A cubical box is filled with sand and weighs $\mathbf{890}\mathit{N}$. We wish to “roll” the box by pushing horizontally on one of the upper edges. (a) What minimum force is required? (b) What minimum coefficient of static friction between box and floor is required? (c) If there is a more efficient way to roll the box, find the smallest possible force that would have to be applied directly to the box to roll it. (Hint:At the onset of tipping, where is the normal force located?)

Weight of box is,$W=890N$ .

Using the first equilibrium condition given below, we can find the relation between F(external force) and$\mathbf{}{\mathit{F}}_{\mathbf{f}}$(friction force).Then, using the second equilibrium condition, we can find the ${\mathit{F}}_{\mathbf{N}}$(contact force) in terms of W (Weight of the object).

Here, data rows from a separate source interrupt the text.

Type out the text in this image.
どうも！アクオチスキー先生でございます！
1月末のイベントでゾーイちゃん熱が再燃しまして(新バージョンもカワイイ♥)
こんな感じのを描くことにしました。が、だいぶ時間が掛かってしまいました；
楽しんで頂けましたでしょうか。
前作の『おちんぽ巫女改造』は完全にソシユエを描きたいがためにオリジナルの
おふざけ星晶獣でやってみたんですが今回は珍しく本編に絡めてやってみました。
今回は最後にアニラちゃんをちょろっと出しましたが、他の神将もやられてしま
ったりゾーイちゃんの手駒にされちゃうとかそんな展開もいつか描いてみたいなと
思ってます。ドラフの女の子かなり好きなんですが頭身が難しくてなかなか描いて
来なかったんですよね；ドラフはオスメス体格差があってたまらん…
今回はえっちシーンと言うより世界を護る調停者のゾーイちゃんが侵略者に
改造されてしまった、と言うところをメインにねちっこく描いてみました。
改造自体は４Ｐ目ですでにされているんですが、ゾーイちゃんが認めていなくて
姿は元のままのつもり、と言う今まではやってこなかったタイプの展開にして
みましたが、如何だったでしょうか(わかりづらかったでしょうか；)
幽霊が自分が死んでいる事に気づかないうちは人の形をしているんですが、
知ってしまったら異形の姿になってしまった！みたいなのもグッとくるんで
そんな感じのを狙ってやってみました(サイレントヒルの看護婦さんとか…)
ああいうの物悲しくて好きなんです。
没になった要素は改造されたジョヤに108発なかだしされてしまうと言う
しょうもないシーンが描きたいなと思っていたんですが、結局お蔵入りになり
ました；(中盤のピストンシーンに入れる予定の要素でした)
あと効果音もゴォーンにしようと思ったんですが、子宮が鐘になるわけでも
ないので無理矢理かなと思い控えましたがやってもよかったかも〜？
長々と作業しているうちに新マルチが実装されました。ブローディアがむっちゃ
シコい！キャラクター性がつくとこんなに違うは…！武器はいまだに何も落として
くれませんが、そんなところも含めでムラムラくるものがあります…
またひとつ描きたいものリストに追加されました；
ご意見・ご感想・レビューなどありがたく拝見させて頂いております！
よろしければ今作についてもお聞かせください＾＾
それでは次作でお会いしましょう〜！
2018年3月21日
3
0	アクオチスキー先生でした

Using the third equilibrium condition and the above two relations, we can find $\mathit{F}$and$\mathbf{}\mathit{\mu }$ (coefficient of friction).The smallest possible force that would have to be applied directly to the box to roll it can be calculated by using equilibrium conditions for torque when$\mathit{F}$is acting in the upward right direction.

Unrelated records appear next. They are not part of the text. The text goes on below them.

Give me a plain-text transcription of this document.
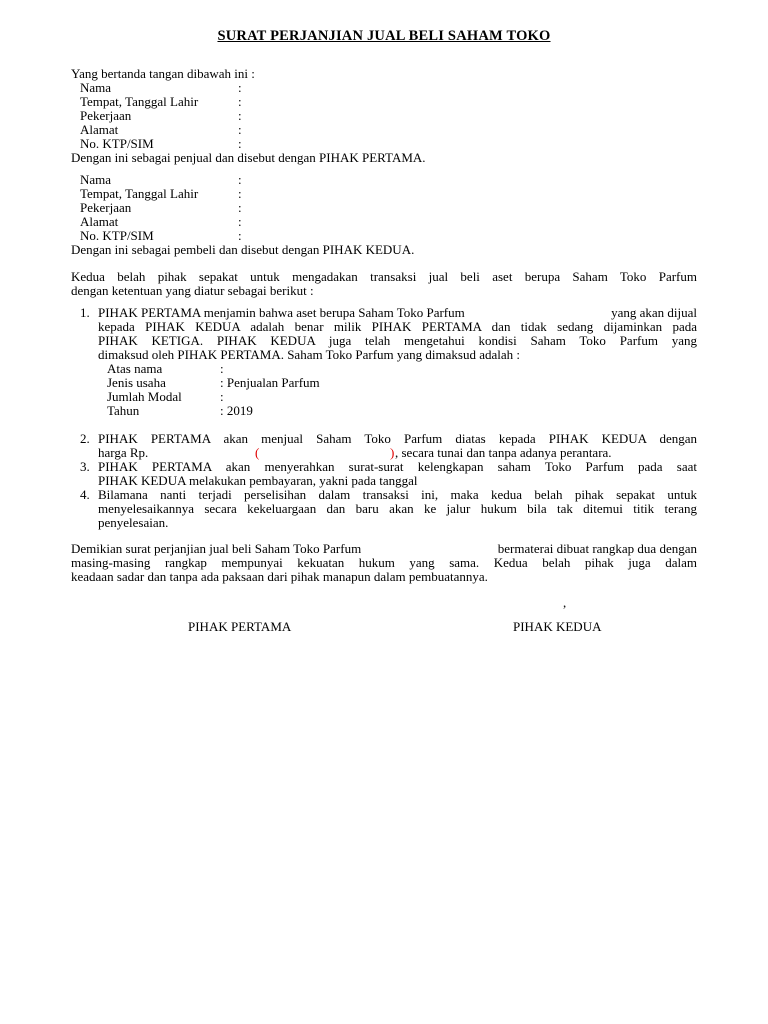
SURAT PERJANJIAN JUAL BELI SAHAM TOKO
Yang bertanda tangan dibawah ini :
Nama	:
Tempat, Tanggal Lahir	:
Pekerjaan	:
Alamat	:
No. KTP/SIM	:
Dengan ini sebagai penjual dan disebut dengan PIHAK PERTAMA.
Nama	:
Tempat, Tanggal Lahir	:
Pekerjaan	:
Alamat	:
No. KTP/SIM	:
Dengan ini sebagai pembeli dan disebut dengan PIHAK KEDUA.
Kedua belah pihak sepakat untuk mengadakan transaksi jual beli aset berupa Saham Toko Parfum
dengan ketentuan yang diatur sebagai berikut :
1. PIHAK PERTAMA menjamin bahwa aset berupa Saham Toko Parfum	yang akan dijual
kepada PIHAK KEDUA adalah benar milik PIHAK PERTAMA dan tidak sedang dijaminkan pada
PIHAK KETIGA. PIHAK KEDUA juga telah mengetahui kondisi Saham Toko Parfum yang
dimaksud oleh PIHAK PERTAMA. Saham Toko Parfum yang dimaksud adalah :
Atas nama	:
Jenis usaha	: Penjualan Parfum
Jumlah Modal	:
Tahun	: 2019
2. PIHAK PERTAMA akan menjual Saham Toko Parfum diatas kepada PIHAK KEDUA dengan
harga Rp.	(	) , secara tunai dan tanpa adanya perantara.
3. PIHAK PERTAMA akan menyerahkan surat-surat kelengkapan saham Toko Parfum pada saat
PIHAK KEDUA melakukan pembayaran, yakni pada tanggal
4. Bilamana nanti terjadi perselisihan dalam transaksi ini, maka kedua belah pihak sepakat untuk
menyelesaikannya secara kekeluargaan dan baru akan ke jalur hukum bila tak ditemui titik terang
penyelesaian.
Demikian surat perjanjian jual beli Saham Toko Parfum	bermaterai dibuat rangkap dua dengan
masing-masing rangkap mempunyai kekuatan hukum yang sama. Kedua belah pihak juga dalam
keadaan sadar dan tanpa ada paksaan dari pihak manapun dalam pembuatannya.
,
PIHAK PERTAMA	PIHAK KEDUA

The free Body Diagram can be drawn as,

Using the condition of equilibrium in the x direction, we can write,

$\sum F_x=0$

Substitute the values in the above expression, and we get,

$\begin{array}{c}F-F_f=0\\ F=F_f\end{array}$ (1)

Using the condition of equilibrium in the x direction, we can write,

$\sum F_y=0$

Substitute the values in the above expression, and we get,

$\begin{array}{c}{F}_N-W=0\\ F_N=W\end{array}$ (2)

Now the net torque is zero, in this case, then we can write is as,

$\sum \tau =0$

Substitute the values in the above expression, and we get,

$\begin{array}{c}F\left(L\right)-W\left(\frac{L}{2}\right)=0\\ F=\frac{W}{2}\end{array}$

Substitute the values in the above expression, and we get,

$\begin{array}{c}F=890/2\\ =445N\end{array}$

Thus, the magnitude of the minimum force required is$445N$ .

Substitute the values in equations 1 and 2, and we get,

$F_N=890N$

And

$F_f=445N$

The coefficient of friction can be calculated from the formula as,

$\mu =\frac{F_f}{F}$

Substitute the values in the above expression, and we get,

$\begin{array}{c}\mu =\frac{445}{890}\\ =0.5\end{array}$

Thus, the minimum coefficient of friction force between box and floor is$0.5$.

Free Body Diagram

The box can be rolled with a smaller applied force if the force points upwards and to the right.Let$\theta$be the angle the force makes with horizontal.The torque equation then becomes:

$\begin{array}{c}FL\cos \theta +FL\sin \theta -\frac{WL}{2}=0\\ F=\frac{W}{2(\cos \theta +\sin \theta )}\end{array}$

We are choosing $\theta =45°$so that$\cos \theta +\sin \theta$will be the maximum, and we will be able to calculate the smallest possible force.

Substitute the values in the above expression, and we get,

$\begin{array}{c}F=\frac{890}{2(\cos 45°+\sin 45°)}\\ =315\text{\hspace{0.17em}N}\end{array}$

Thus, the smallest possible force is $315N$.